Visto isso, ressalta-se que o IGF está previsto no artigo 153, VII da Constituição Federal e para a sua instituição exige-se a edição de uma lei para que este tenha a sua validade e percepção no mundo jurídico, confira-se:

Art. 153. Compete à União instituir impostos sobre:

(…)

VII – grandes fortunas, nos termos de lei complementar.

Visando respeitar tais mandamentos, bem como visando a instituição deste imposto foram criados diversos projetos de lei, sendo que existem hoje em tramitação pelo menos quatro projetos de lei em tramitação no congresso nacional, visando a arrecadação de valores sobre as grandes fortunas (PLS 315/2015, PLP 183/2019, PLP 38/2020 e PLP 50/2020).

Embora a intenção inicial de tributar os ricos na medida da proporção de seus bens e patrimônios seja uma ideia interessante, há de se avaliar não só a arrecadação que será obtida com o IGF, mas também todos os outros efeitos que a sua validação no mundo jurídico ocasionará, ou seja, analisar se de fato a sua instituição será efetiva e atingirá todos os propósitos que tal imposto busca.

Em razão disso, é necessária a análise dos efeitos causados pelo IGF nos demais países, os quais instituíram tal imposto, a fim de se observar e concluir se realmente é benéfica a sua instituição no ordenamento jurídico brasileiro.

No âmbito internacional, em especial os países membros da OCDE, que tinham em sua legislação a presença do IGF, cabe destacar que caiu de 12 países em 1990 para 4 países em 2017, mantendo-se vigente tal imposto apenas na França, Noruega, Espanha e Suíça. Abaixo segue gráfico ilustrativo[2] da evolução do número de países da OCDE que tributavam o IGF entre 1990 e 2017, confira-se:

Evolução do número de países da OCDE que cobram IGF entre 1990 e 2017

Segundo o artigo publicado pelo site do observatório fiscal, há fortes razões para que tais países deixassem de tributar grandes fortunas, confira-se: “Alguns fatores justificariam a revogação dos impostos líquidos sobre a riqueza, como a relativamente alta relação de custo-benefício e aos riscos de fuga de capitais, em particular à luz do aumento da mobilidade do capital e do acesso a paraísos fiscais[3].”

Ou seja, de acordo com o artigo supramencionado a fuga do capital, o alto custo para viabilizar a sua instituição e consequentemente a baixa receita obtida com tal imposto, foram fatores determinantes para que tais países abolissem o IGF de seus respectivos ordenamentos jurídicos.

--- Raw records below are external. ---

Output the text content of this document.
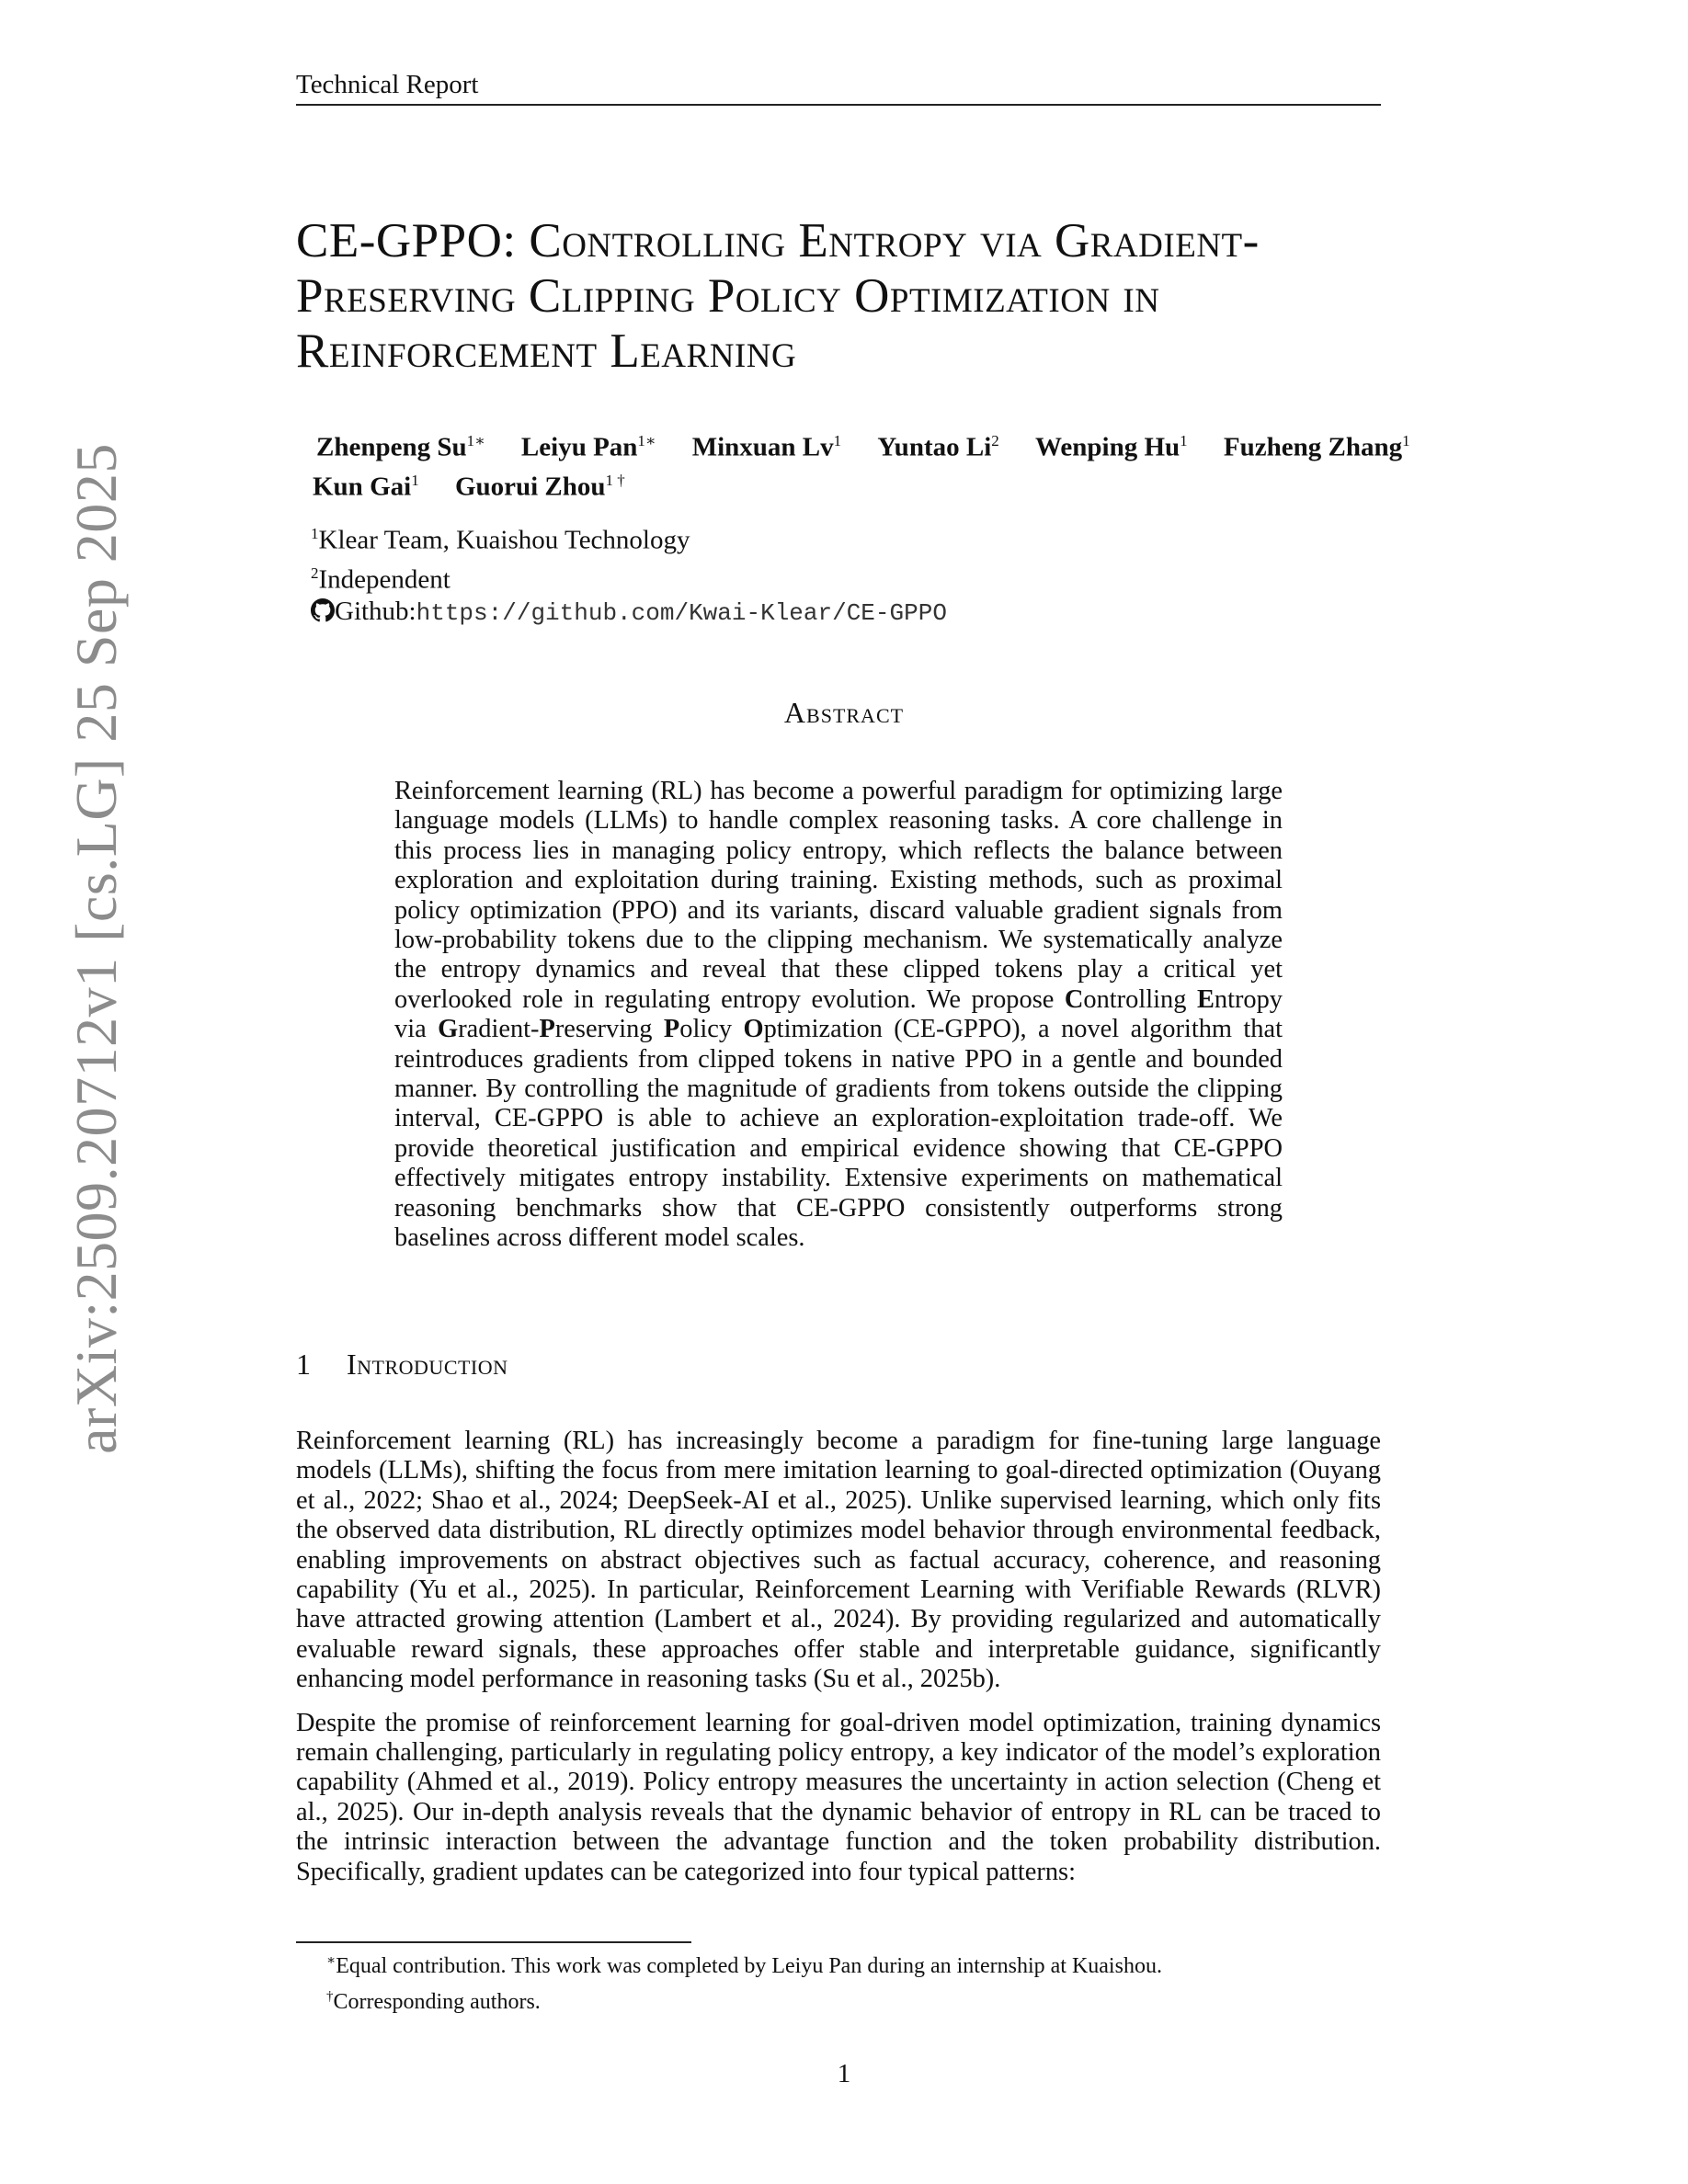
arXiv:2509.20712v1 [cs.LG] 25 Sep 2025
Technical Report
CE-GPPO: Controlling Entropy via Gradient-Preserving Clipping Policy Optimization in Reinforcement Learning
Zhenpeng $Su^{1∗}$ Leiyu Pan$^{1∗}$ Minxuan Lv$^1$ Yuntao Li$^2$ Wenping Hu$^1$ Fuzheng Zhang$^1$
Kun Gai$^1$ Guorui Zhou$^{1 \dagger}$
$^1$Klear Team, Kuaishou Technology
$^2$Independent
Github:https://github.com/Kwai-Klear/CE-GPPO
Abstract
Reinforcement learning (RL) has become a powerful paradigm for optimizing large language models (LLMs) to handle complex reasoning tasks. A core challenge in this process lies in managing policy entropy, which reflects the balance between exploration and exploitation during training. Existing methods, such as proximal policy optimization (PPO) and its variants, discard valuable gradient signals from low-probability tokens due to the clipping mechanism. We systematically analyze the entropy dynamics and reveal that these clipped tokens play a critical yet overlooked role in regulating entropy evolution. We propose Controlling Entropy via Gradient-Preserving Policy Optimization (CE-GPPO), a novel algorithm that reintroduces gradients from clipped tokens in native PPO in a gentle and bounded manner. By controlling the magnitude of gradients from tokens outside the clipping interval, CE-GPPO is able to achieve an exploration-exploitation trade-off. We provide theoretical justification and empirical evidence showing that CE-GPPO effectively mitigates entropy instability. Extensive experiments on mathematical reasoning benchmarks show that CE-GPPO consistently outperforms strong baselines across different model scales.
1 Introduction

Reinforcement learning (RL) has increasingly become a paradigm for fine-tuning large language models (LLMs), shifting the focus from mere imitation learning to goal-directed optimization (Ouyang et al., 2022; Shao et al., 2024; DeepSeek-AI et al., 2025). Unlike supervised learning, which only fits the observed data distribution, RL directly optimizes model behavior through environmental feedback, enabling improvements on abstract objectives such as factual accuracy, coherence, and reasoning capability (Yu et al., 2025). In particular, Reinforcement Learning with Verifiable Rewards (RLVR) have attracted growing attention (Lambert et al., 2024). By providing regularized and automatically evaluable reward signals, these approaches offer stable and interpretable guidance, significantly enhancing model performance in reasoning tasks (Su et al., 2025b).

Despite the promise of reinforcement learning for goal-driven model optimization, training dynamics remain challenging, particularly in regulating policy entropy, a key indicator of the model’s exploration capability (Ahmed et al., 2019). Policy entropy measures the uncertainty in action selection (Cheng et al., 2025). Our in-depth analysis reveals that the dynamic behavior of entropy in RL can be traced to the intrinsic interaction between the advantage function and the token probability distribution. Specifically, gradient updates can be categorized into four typical patterns:

∗Equal contribution. This work was completed by Leiyu Pan during an internship at Kuaishou.
†Corresponding authors.
1
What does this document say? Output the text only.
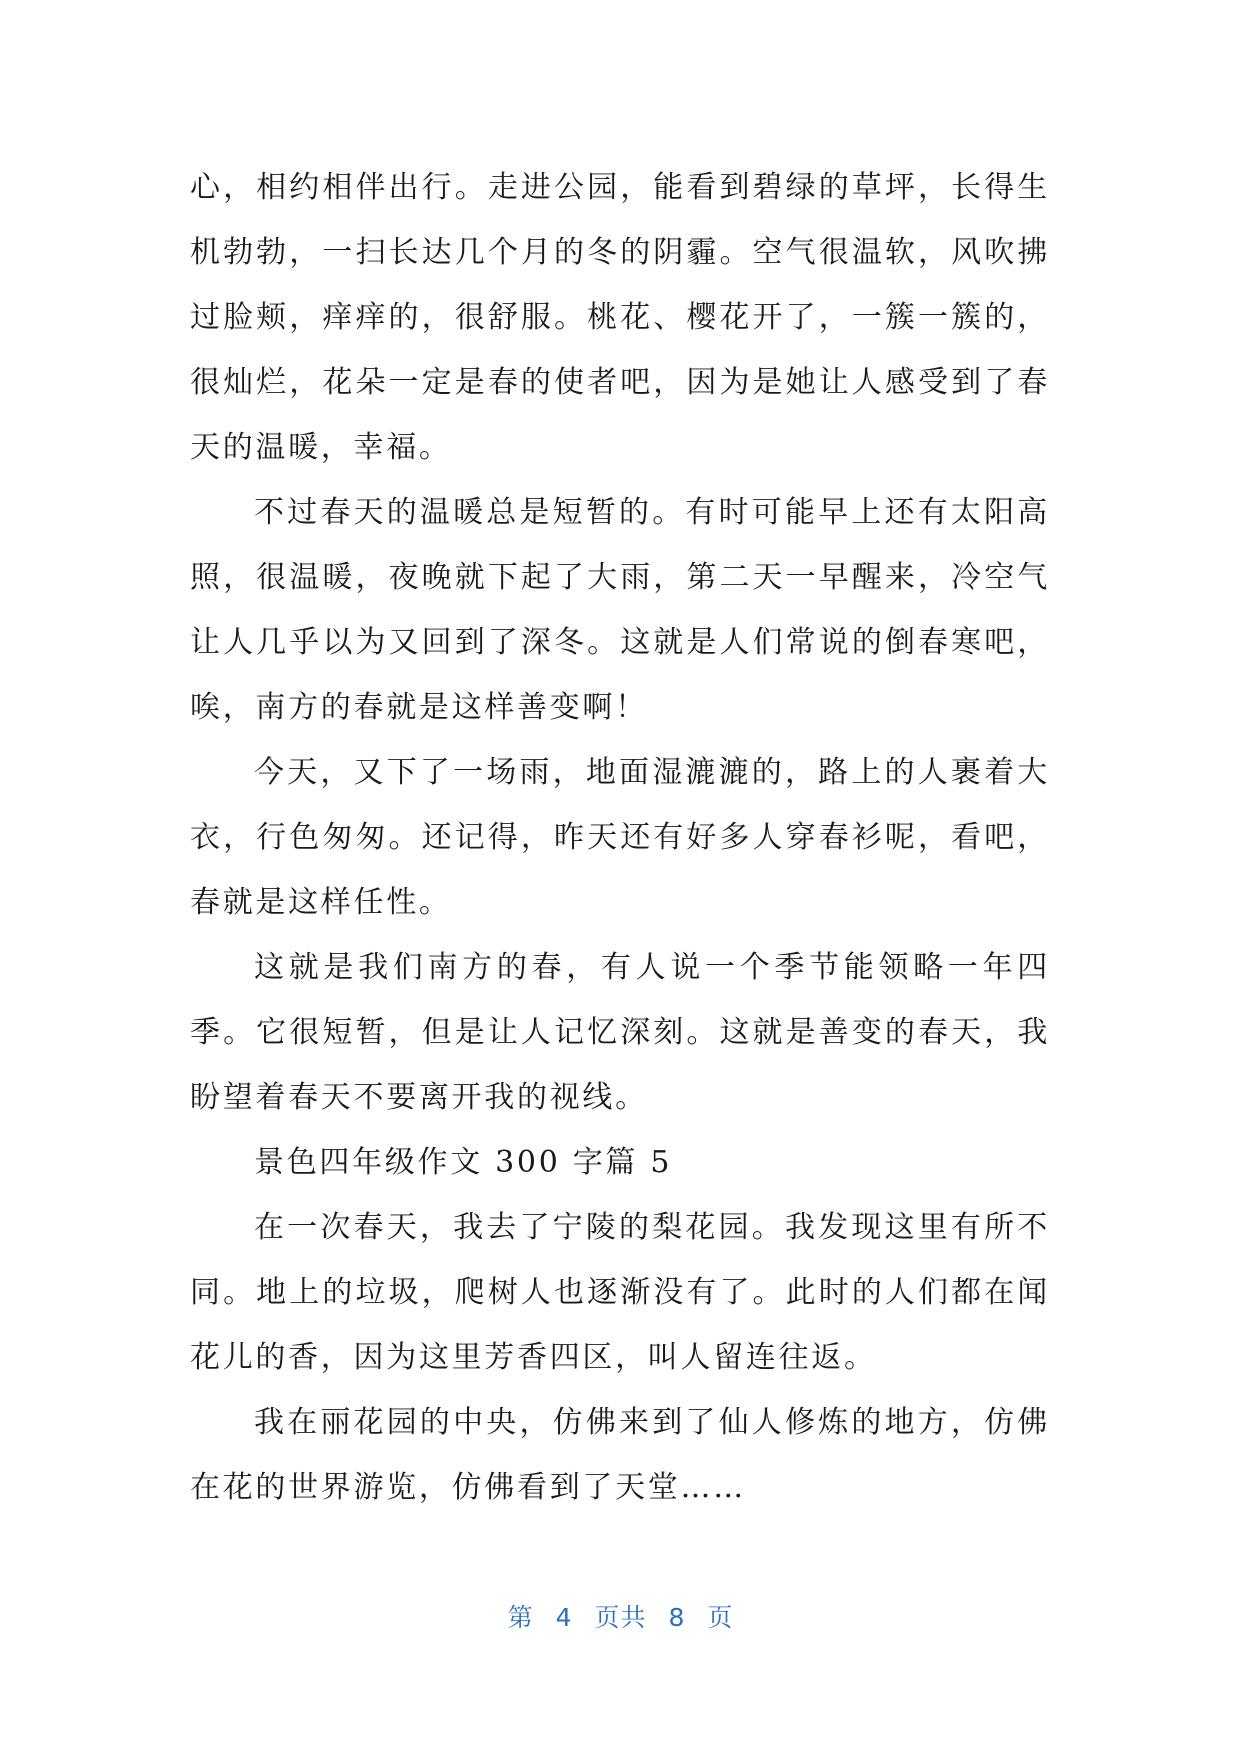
心，相约相伴出行。走进公园，能看到碧绿的草坪，长得生机勃勃，一扫长达几个月的冬的阴霾。空气很温软，风吹拂过脸颊，痒痒的，很舒服。桃花、樱花开了，一簇一簇的，很灿烂，花朵一定是春的使者吧，因为是她让人感受到了春天的温暖，幸福。

不过春天的温暖总是短暂的。有时可能早上还有太阳高照，很温暖，夜晚就下起了大雨，第二天一早醒来，冷空气让人几乎以为又回到了深冬。这就是人们常说的倒春寒吧，唉，南方的春就是这样善变啊！

今天，又下了一场雨，地面湿漉漉的，路上的人裹着大衣，行色匆匆。还记得，昨天还有好多人穿春衫呢，看吧，春就是这样任性。

这就是我们南方的春，有人说一个季节能领略一年四季。它很短暂，但是让人记忆深刻。这就是善变的春天，我盼望着春天不要离开我的视线。

景色四年级作文 300 字篇 5

在一次春天，我去了宁陵的梨花园。我发现这里有所不同。地上的垃圾，爬树人也逐渐没有了。此时的人们都在闻花儿的香，因为这里芳香四区，叫人留连往返。

我在丽花园的中央，仿佛来到了仙人修炼的地方，仿佛在花的世界游览，仿佛看到了天堂……

第 4 页共 8 页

Como acima mencionado, o custo para sua instituição e a remessa de capital para países que não tributam grandes fortunas desencadeiam na pequena arrecadação do IGF. Segundo o artigo ora analisado, em 2016 as receitas tributárias dos impostos individuais sobre patrimônio líquido variaram de 0,2% do PIB na Espanha a 1,0% do PIB na Suíça.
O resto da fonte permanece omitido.